It totally had me thinking back to Klaus' conversation with Stefan about the letters and loneliness. Even Caroline commented on the fact that Klaus' snowflake looked lonely.
Alex has a touching conversation with his brother, Henry, where he talks about the lake house that their father, Simon Wyler, built. How leaving the tree in the middle of it was about containment and control of nature. Ultimately, Alex says that their father building the lake house they way he did was a statement about wanting "ownership, not connection."
I think that in some ways Klaus built his mansion on those same principles. He says on one hand that he built it for him and his family and yet it was really was about his wants, his desire for them to live up his expectations. It all fits in with his obsession with HIS hybrids. They don't mean anything to him unless they are under his influence and control.
Eventually, Simon Wyler became a famous architect and his obsession with work drives his wife away. After leaving him, she gets sick and dies. Alex wants to forget and forgive his father for how he responded to her death and how he wrote her off when she left him:
"She was dead to me the moment she stepped out of the house."
Once again this reminded me a bit of Klaus' reaction when Rebekah destroyed the blood bags. Klaus has an unforgiving streak similar to Simon's and does not tolerant others disappointing him.

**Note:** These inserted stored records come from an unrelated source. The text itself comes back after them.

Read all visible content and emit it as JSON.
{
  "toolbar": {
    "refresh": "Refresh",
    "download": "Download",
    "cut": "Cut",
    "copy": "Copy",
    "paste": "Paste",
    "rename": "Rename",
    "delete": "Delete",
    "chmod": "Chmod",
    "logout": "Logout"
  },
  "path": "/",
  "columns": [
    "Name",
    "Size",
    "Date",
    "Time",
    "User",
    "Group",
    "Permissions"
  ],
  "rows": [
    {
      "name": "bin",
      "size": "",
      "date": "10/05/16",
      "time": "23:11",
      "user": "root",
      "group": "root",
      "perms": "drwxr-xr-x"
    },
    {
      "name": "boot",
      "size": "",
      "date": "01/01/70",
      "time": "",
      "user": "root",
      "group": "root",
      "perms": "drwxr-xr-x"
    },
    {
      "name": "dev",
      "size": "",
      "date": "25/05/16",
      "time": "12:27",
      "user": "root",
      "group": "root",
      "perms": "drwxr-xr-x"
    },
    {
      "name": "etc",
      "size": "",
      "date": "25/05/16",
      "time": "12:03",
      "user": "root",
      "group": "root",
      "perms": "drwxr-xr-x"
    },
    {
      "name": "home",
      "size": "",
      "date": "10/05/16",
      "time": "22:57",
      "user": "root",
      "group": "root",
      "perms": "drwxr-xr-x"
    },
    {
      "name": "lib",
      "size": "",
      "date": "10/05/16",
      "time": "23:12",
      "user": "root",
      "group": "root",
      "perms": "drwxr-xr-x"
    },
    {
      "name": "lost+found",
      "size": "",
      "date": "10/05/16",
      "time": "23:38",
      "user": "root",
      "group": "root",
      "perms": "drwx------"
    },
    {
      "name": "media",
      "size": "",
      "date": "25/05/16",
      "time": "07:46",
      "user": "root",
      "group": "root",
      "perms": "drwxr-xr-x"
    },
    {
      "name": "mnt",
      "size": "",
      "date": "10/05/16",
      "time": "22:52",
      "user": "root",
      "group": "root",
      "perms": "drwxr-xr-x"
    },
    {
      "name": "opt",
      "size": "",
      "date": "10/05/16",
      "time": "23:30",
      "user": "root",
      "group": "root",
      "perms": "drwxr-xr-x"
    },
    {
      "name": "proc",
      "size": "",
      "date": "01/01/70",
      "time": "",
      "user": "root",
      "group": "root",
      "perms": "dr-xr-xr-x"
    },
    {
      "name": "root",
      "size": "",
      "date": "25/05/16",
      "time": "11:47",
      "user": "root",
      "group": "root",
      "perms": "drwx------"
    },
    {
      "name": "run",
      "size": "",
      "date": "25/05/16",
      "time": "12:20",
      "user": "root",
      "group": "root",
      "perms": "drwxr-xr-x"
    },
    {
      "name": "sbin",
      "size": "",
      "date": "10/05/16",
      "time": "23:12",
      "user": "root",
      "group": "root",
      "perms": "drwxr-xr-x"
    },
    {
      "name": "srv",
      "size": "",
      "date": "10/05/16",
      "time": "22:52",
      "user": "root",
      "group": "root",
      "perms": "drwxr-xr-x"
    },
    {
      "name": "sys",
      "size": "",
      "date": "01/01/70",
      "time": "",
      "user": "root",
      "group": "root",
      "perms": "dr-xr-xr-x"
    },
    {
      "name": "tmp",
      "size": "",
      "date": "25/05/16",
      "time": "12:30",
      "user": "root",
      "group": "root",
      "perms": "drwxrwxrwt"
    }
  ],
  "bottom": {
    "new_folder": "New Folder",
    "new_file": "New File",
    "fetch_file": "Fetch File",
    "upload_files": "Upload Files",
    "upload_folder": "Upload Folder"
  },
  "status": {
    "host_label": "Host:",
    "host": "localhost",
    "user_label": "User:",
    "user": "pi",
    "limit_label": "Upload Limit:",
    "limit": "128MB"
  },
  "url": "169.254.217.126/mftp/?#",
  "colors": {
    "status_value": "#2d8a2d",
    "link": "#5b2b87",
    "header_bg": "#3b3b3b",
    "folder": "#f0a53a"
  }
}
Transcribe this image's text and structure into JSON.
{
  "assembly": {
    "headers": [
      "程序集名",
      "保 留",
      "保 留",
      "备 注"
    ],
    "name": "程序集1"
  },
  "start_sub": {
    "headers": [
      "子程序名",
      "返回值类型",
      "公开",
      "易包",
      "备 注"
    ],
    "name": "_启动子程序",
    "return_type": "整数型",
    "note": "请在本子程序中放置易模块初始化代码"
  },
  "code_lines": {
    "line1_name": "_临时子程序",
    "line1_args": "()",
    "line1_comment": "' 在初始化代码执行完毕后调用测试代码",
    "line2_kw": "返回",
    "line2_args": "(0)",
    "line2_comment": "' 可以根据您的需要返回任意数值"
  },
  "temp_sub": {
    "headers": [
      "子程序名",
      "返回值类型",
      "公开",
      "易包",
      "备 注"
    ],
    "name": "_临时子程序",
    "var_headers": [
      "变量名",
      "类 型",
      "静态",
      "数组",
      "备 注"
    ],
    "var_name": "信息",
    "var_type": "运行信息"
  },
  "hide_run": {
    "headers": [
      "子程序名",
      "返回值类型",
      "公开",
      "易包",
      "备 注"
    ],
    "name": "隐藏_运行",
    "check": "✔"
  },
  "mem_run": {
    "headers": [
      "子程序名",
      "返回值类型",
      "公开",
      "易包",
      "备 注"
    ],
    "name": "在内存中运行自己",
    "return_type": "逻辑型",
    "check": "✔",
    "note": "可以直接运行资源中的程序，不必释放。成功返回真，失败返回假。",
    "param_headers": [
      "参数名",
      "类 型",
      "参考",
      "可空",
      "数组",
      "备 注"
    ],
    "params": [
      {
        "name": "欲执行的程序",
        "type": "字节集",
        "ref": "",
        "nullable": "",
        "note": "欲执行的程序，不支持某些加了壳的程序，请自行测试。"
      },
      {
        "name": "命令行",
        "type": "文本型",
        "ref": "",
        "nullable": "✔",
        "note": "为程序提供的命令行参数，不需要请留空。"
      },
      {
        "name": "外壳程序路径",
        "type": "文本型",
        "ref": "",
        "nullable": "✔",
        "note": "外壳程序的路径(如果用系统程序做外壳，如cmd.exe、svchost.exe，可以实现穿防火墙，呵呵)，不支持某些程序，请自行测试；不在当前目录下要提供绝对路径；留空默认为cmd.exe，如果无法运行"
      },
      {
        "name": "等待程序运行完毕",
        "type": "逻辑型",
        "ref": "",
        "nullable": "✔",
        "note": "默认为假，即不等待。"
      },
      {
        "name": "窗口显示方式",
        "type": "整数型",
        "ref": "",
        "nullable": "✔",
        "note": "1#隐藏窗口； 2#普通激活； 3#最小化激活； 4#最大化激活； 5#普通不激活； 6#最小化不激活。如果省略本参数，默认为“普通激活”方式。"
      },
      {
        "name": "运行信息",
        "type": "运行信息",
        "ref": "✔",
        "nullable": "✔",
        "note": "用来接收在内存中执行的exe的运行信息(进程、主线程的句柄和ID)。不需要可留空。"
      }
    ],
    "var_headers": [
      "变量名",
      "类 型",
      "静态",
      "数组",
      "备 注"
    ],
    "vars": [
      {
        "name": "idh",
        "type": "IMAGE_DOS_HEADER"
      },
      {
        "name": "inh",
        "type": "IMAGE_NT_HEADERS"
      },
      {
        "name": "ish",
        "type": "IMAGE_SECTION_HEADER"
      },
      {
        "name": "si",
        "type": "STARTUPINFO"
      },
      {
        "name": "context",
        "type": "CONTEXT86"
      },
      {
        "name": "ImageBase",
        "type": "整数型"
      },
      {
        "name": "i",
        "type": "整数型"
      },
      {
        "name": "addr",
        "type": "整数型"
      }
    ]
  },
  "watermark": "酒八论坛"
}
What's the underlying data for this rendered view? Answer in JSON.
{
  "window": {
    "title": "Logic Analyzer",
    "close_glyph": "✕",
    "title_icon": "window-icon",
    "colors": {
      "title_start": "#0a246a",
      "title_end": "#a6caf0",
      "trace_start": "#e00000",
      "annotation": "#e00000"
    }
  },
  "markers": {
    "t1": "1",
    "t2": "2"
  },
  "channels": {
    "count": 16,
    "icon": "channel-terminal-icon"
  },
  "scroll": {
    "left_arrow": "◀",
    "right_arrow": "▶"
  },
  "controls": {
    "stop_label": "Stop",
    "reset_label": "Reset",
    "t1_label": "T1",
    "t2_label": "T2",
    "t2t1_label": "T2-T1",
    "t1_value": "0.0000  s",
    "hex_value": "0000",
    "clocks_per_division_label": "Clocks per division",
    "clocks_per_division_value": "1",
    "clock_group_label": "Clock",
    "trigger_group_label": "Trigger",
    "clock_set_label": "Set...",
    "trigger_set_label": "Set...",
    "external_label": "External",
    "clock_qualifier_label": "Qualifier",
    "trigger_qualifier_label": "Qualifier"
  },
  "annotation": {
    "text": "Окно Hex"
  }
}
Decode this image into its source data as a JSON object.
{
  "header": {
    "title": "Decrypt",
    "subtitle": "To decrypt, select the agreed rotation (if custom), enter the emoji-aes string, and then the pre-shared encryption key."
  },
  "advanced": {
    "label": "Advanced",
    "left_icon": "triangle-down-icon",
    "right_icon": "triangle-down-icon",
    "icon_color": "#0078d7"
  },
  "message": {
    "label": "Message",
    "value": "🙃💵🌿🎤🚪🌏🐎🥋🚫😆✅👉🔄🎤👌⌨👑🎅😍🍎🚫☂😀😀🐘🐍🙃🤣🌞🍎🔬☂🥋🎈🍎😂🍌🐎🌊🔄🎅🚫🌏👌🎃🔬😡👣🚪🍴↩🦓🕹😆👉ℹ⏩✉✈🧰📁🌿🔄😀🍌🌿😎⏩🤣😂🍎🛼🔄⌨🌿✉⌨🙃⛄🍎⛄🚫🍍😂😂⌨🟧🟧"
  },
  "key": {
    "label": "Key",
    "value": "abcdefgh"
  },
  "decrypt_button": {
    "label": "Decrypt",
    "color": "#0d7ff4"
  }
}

Other Klaus connections I saw: - Kate dismisses her birthday. "It is just time passing," while Klaus, on the other hand, views birthdays differently. - Simon talks about how the light is different in Barcelona, Tokyo, and Prague and how a good architech "knows that if he wants presence he must consult nature." It sounded as though Simon had an appreciation for beauty and travel just like Klaus. Alex, given the fact that he is an architect as well, shares in his sense of beauty and takes Kate on a tour of Chicago despite the fact they are communicating two years a part.
And lastly, another major theme of The Lake House is waiting. The book, Persuasion, plays a key part in the film. Alex is willing to wait for Kate, he has faith that they will find each other in the future. For me, this mirrored Klaus's speech to Caroline about her showing up at his door.